Tokenizer
The tokenizer converts JavaScript source code into an array of tokens. These tokens have a JSON-style map-like structure.
As an example, this tiny bit of source code
if (true) {
a = 3
}
gets converted into the following list of tokens
{'column': 1, 'detail': 'IF', 'source': u'if', 'line': 1, 'type': 'reserved', 'id': 'x_mini.js'}
{'column': 4, 'detail': 'LP', 'source': u'(', 'line': 1, 'type': 'token', 'id': 'x_mini.js'}
{'column': 5, 'detail': 'TRUE', 'source': u'true', 'line': 1, 'type': 'reserved', 'id': 'x_mini.js'}
{'column': 9, 'detail': 'RP', 'source': u')', 'line': 1, 'type': 'token', 'id': 'x_mini.js'}
{'column': 11, 'detail': 'LC', 'source': u'{', 'line': 1, 'type': 'token', 'id': 'x_mini.js'}
{'column': 12, 'detail': '', 'source': '', 'line': 1, 'type': 'eol', 'id': 'x_mini.js'}
{'column': 3, 'detail': 'public', 'source': u'a', 'line': 2, 'type': 'name', 'id': 'x_mini.js'}
{'column': 5, 'detail': 'ASSIGN', 'source': u'=', 'line': 2, 'type': 'token', 'id': 'x_mini.js'}
{'column': 7, 'detail': 'int', 'source': u'3', 'line': 2, 'type': 'number', 'id': 'x_mini.js'}
{'column': 8, 'detail': '', 'source': '', 'line': 2, 'type': 'eol', 'id': 'x_mini.js'}
{'column': 3, 'detail': 'RC', 'source': u'}', 'line': 3, 'type': 'token', 'id': 'x_mini.js'}
{'column': 4, 'detail': '', 'source': '', 'line': 3, 'type': 'eol', 'id': 'x_mini.js'}
{'column': 1, 'detail': '', 'source': '', 'line': 4, 'type': 'eof', 'id': 'x_mini.js'}
As you can see each token is captured as a key-value pair map and represents a significant piece of the input file. The source attribute of each map holds the literal string found in the input that is associated with that token. Other attributes record the position of the token in the source file (’line’, ‘column’), its type or its token class (’detail’). The file name of the input file is used as an id shared among all tokens. (To get a list of all recognized token classes like ‘RP’ (right paren) and ‘LC’ (left curly), see the module config.py).

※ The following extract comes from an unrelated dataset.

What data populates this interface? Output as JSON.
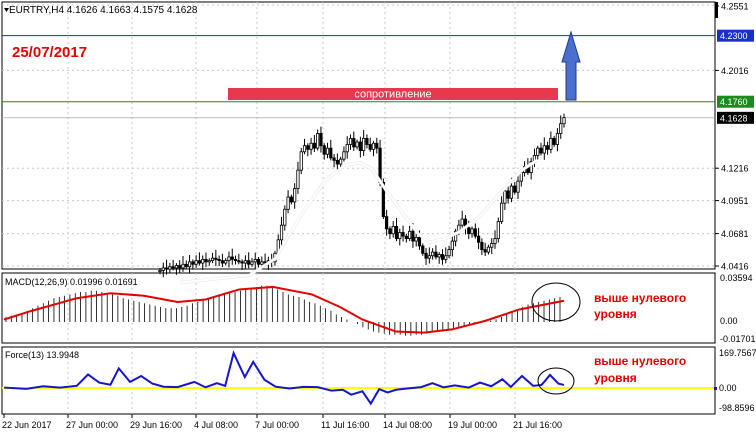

Used from the Command Line
The tokenizer module, tokenizer.py, can be invoked on the command line, takes an input file as its argument, and writes the list of tokens to STDOUT. More help on command line options can be obtained by issuing
tokenizer.py --help
Used from Code
You can also use tokenizer.py programmatically:
import tokenizer tokenArray = tokenizer.parseStream(string) # or tokenArray = tokenizer.parseFile(filename)
This allows you to capture the list of tokens produced from a piece of source code for further processing. Within qooxdoo, this is exactly what happens in the treegenerator.